Bahçede bir kuyu vardı diye hatırlıyorum ağzı demir saç
bir kapakla devamlı örtülü, sadece annesi kuyuyu kullanırken açar, su çekerdi. Sokaktan
girdiğiniz kapı bir sundurmanın içine açılırdı. Sunduranın üstü kiremit örtülü,
içinde mozaikten bir su yalağı ama musluğu yok, onun yerine bir bakır sürahi,
yanında da daima bir kap içinde arap sabunu vıcık, vıcık. Bizden tarafa duvara
asılmış tahtadan raflar, dizili bakır
sahanlar, duvara asılmış bir tel dolap. Üstü örtülü, ama etrafı yarı açık bir
mutfakcık. Bahçede bir köşede, üstü tahta örtülü ve tahta çatılı yüz numara. Bir
de bahçeye açılan iki oda ve bahçede bir kuyu. Hepsi bu kadar.

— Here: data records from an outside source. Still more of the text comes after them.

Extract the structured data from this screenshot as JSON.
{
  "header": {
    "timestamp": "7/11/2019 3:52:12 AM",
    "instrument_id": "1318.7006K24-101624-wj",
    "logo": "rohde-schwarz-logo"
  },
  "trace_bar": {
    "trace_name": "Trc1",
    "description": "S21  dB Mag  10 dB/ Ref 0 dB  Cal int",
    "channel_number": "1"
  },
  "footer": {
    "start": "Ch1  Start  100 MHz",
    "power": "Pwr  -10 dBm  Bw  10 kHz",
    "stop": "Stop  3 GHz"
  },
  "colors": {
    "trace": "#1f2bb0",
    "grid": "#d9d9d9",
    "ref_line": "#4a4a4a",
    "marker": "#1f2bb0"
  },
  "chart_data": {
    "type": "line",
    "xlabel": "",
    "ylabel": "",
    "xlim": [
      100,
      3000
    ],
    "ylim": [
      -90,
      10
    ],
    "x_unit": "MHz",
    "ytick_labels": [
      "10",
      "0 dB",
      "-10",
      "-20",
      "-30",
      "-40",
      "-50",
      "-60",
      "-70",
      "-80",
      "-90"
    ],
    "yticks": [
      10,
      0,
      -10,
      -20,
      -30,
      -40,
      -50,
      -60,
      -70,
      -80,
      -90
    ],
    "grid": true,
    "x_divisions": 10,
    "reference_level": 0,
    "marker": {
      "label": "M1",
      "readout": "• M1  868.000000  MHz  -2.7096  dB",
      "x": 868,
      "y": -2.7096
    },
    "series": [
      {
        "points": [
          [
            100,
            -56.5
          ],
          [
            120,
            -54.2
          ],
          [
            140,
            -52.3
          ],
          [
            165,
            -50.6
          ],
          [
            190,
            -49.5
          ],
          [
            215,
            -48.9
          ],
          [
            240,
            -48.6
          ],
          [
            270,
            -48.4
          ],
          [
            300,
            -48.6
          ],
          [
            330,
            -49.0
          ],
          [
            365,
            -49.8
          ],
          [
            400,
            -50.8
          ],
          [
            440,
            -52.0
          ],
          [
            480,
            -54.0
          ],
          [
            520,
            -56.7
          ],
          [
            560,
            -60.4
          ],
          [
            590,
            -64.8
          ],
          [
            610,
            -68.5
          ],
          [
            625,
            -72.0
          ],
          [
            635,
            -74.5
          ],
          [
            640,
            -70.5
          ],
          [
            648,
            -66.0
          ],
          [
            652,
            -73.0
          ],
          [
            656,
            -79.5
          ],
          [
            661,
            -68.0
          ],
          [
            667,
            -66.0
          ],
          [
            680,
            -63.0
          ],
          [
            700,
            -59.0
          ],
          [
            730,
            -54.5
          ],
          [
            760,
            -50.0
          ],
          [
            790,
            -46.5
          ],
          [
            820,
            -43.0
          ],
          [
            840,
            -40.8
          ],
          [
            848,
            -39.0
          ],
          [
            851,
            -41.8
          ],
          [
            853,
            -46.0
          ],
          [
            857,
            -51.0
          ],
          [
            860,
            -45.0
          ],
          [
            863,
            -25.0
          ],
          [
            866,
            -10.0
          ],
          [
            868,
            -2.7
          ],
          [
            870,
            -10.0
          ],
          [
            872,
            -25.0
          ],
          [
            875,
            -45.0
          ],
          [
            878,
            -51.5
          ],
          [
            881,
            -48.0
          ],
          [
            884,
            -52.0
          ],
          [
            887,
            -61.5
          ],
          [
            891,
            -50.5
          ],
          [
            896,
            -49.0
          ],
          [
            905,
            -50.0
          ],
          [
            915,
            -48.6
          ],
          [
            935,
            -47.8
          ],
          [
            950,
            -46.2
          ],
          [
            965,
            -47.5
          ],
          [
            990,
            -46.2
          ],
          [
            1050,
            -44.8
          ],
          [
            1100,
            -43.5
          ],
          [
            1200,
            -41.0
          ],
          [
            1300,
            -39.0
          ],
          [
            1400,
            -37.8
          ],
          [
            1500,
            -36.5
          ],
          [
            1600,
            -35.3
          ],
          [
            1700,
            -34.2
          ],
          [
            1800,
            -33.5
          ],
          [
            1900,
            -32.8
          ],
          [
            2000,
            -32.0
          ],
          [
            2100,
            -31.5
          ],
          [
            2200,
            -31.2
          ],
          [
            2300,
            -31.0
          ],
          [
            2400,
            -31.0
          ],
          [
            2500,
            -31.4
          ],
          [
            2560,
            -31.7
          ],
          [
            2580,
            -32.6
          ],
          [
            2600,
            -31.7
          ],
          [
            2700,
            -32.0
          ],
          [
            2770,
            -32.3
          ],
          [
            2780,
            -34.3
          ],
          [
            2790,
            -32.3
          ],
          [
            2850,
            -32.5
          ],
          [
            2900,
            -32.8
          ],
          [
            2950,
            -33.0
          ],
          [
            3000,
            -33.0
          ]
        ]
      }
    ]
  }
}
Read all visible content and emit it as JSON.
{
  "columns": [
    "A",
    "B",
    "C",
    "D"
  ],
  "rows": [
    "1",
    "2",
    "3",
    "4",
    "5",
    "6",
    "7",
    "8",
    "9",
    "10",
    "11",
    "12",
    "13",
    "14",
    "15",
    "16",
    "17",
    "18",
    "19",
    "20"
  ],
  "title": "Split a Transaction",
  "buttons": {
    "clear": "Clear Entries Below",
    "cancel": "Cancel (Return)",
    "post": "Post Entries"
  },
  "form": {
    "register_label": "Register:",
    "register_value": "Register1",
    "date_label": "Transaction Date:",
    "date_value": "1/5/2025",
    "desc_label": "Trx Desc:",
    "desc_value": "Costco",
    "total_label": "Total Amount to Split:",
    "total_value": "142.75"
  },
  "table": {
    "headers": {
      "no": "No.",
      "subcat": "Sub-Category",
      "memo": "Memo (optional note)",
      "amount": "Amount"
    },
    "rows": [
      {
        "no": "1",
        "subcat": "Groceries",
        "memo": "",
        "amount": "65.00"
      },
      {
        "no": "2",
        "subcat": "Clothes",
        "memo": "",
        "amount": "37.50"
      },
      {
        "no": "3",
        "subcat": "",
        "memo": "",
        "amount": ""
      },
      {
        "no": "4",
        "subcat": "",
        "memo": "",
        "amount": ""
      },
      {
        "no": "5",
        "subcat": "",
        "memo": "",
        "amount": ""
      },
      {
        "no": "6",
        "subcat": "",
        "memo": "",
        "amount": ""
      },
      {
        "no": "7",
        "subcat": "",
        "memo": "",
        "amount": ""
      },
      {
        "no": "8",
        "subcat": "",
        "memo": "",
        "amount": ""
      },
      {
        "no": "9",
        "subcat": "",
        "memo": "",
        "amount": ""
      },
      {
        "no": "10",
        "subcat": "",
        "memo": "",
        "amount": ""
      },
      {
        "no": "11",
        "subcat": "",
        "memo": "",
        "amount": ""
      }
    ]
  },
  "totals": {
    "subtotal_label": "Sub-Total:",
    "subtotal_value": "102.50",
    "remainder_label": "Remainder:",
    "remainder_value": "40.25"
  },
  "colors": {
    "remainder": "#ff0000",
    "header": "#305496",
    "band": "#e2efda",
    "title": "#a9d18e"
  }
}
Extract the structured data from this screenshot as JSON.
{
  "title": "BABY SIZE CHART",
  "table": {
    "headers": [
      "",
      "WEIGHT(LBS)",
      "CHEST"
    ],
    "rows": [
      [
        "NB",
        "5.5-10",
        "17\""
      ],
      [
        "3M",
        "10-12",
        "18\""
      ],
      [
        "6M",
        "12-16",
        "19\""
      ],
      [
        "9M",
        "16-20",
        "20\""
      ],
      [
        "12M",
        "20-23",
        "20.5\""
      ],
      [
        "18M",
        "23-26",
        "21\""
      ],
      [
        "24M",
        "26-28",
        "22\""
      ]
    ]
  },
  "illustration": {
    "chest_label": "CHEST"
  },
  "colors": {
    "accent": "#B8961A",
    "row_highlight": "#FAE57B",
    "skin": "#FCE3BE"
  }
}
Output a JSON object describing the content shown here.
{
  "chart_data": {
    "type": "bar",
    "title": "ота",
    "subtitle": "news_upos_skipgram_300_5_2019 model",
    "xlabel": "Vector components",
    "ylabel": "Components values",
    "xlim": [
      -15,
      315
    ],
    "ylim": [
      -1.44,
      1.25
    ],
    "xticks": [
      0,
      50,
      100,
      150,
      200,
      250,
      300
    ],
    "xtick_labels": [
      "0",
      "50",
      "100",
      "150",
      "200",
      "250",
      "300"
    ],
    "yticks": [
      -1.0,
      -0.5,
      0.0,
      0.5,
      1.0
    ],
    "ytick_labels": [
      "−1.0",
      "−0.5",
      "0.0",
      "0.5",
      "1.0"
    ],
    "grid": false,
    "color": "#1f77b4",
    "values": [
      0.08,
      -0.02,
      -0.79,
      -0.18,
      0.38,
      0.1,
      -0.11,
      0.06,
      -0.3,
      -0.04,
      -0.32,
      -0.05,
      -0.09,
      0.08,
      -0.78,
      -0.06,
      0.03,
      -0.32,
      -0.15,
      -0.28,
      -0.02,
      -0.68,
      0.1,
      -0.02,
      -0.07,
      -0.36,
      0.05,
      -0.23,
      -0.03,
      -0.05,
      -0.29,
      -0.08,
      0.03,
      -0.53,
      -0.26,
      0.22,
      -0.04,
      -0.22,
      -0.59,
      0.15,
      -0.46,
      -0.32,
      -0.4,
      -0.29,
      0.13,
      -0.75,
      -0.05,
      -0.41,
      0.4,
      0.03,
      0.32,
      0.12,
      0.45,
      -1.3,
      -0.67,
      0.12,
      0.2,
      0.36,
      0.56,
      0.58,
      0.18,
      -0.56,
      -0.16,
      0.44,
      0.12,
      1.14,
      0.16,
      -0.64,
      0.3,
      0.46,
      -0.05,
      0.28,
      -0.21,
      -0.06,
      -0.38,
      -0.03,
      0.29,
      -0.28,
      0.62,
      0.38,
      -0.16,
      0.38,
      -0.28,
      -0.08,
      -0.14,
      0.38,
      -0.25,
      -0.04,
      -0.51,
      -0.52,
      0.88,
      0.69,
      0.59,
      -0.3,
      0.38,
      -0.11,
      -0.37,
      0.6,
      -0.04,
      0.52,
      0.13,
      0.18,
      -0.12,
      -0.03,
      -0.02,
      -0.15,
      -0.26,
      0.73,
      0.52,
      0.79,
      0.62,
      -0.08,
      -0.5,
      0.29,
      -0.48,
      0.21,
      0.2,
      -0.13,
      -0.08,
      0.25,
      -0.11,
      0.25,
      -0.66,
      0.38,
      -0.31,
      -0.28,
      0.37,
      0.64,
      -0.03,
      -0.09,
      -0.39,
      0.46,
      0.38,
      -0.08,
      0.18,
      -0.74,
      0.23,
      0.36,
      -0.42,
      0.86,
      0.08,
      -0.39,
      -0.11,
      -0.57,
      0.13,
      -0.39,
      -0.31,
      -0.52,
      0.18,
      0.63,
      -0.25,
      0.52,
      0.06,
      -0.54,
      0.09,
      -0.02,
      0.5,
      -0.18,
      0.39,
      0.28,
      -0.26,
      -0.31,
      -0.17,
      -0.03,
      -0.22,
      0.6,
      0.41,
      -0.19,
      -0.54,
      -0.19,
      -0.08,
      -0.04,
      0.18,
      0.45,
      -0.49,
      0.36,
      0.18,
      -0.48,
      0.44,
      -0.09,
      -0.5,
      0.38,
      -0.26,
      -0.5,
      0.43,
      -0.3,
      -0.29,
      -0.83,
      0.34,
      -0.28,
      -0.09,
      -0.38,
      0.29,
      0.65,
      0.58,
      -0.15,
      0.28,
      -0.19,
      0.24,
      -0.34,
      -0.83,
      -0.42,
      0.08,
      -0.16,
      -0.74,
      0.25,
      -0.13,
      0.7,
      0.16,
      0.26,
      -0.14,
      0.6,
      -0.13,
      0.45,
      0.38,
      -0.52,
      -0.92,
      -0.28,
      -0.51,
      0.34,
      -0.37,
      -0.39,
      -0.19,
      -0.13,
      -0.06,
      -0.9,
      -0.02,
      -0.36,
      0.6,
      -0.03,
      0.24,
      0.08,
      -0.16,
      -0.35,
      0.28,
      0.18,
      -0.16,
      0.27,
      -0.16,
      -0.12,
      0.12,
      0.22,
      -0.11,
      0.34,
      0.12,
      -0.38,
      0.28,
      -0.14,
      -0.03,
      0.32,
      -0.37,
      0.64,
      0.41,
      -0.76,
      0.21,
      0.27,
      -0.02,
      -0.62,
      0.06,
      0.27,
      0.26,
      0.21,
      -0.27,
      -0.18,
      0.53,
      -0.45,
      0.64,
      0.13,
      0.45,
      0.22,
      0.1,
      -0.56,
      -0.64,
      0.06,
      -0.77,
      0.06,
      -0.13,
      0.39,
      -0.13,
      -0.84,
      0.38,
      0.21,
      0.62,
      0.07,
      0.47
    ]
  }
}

Bizim evin arka odasının tavana yakın penceresi
onların bahçesine bakardı ama ta yukarıda, tavana yakın yerde, düşme açılan bir
pencereydi. Ancak bizim arka odanın içeriye giren yegane gün ışığı da ordan
gelirdi, tabii yan bahçedeki konuşmalar da öyle.
“Aney, karnım açtır, ekmek alem?.”,
“Anen gurban ossun saa, guzel gozlü Daşer.. Hee”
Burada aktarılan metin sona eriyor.